Comprehensive Compliance-Focused Processes for Physician Arrangements

October 18, 2018 9:07 am

Most health systems have numerous physician arrangements, each of which has the potential to expose the organization to regulatory risk. Protection from such exposure can be costly, so healthcare organizations must consider alternative approaches.

By putting in place a consistent, structured process for development and ongoing management of physician arrangements, health systems can minimize regulatory risk and establish a defensible position against regulatory action.

The compliance framework should establish standards and processes for creating contracts and should specify the contract approval process under different circumstances. Standards should include templates for requesting a contract, required analysis, documentation of fair market value (FMV) and commercial reasonableness including the prohibition on taking into account the volume and value of referrals, and template(s) for the contracts themselves, which may vary by type of arrangement. 

Defined processes should include who, or what committee, is responsible for:

  • Initiating a request for a contract
  • Developing compliant contract terms, including completion of FMV/reasonableness analysis and documentation
  • Reviewing the arrangement for technical Stark compliance
  • Approving the arrangement

The membership of any committees involved, how committee members are selected, and the terms for which they serve (if applicable) need to be documented. A simple flow chart should specify paper flow between each step of the process and the various approving bodies.

Typically, these policies also include a mechanism for assessing the risk associated with individual arrangements. These often take the form of threshold guidelines to evaluate proposed compensation, triaging arrangements into potential categories of review by compensation level.

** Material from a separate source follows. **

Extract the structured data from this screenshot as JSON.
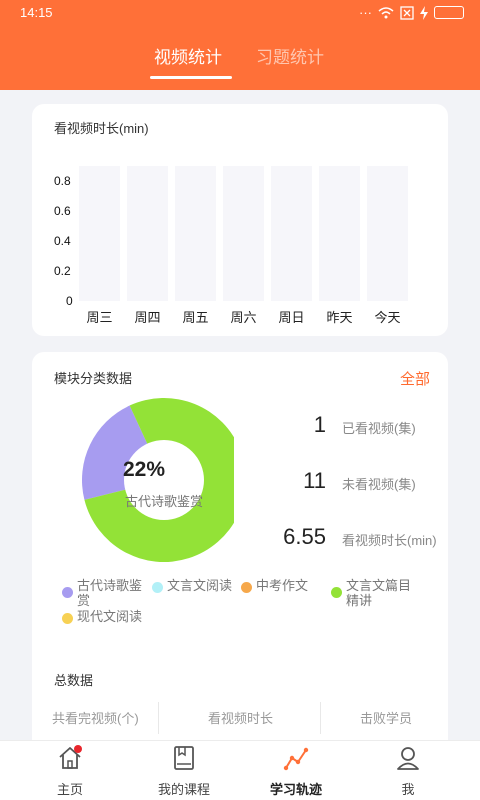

There is, however, more to determining relative risk than compensation percentile. While payment above the 75th percentile, for example, may trigger a review if presented on its own, that same level of payment with RVUs or professional collections may not. Policies often contain other thresholds in addition to those for total compensation, such as thresholds for a certain percentage increase in compensation, or some combination of absolute percentiles with percentage increases.

The process also should specify the circumstances under which contracts need to be reviewed by the compensation committee of the board, or the management compensation committee, depending on the identified approval authority. This review may be based on a threshold amount, such as compensation of over $1 million/year on a single contract or compensation over an identified percentile.

In summary, an organization that maintains comprehensive compensation policies—including consistent standards for requesting, approving, structuring, documenting, and monitoring financial arrangements between its employed and contracted physicians—will enhance the defensibility of its financial arrangements.


Karin Chernoff Kaplan, CVA, MBA, is a director, Veralon, Philadelphia, and a member of HFMA’s Metropolitan Philadelphia Chapter.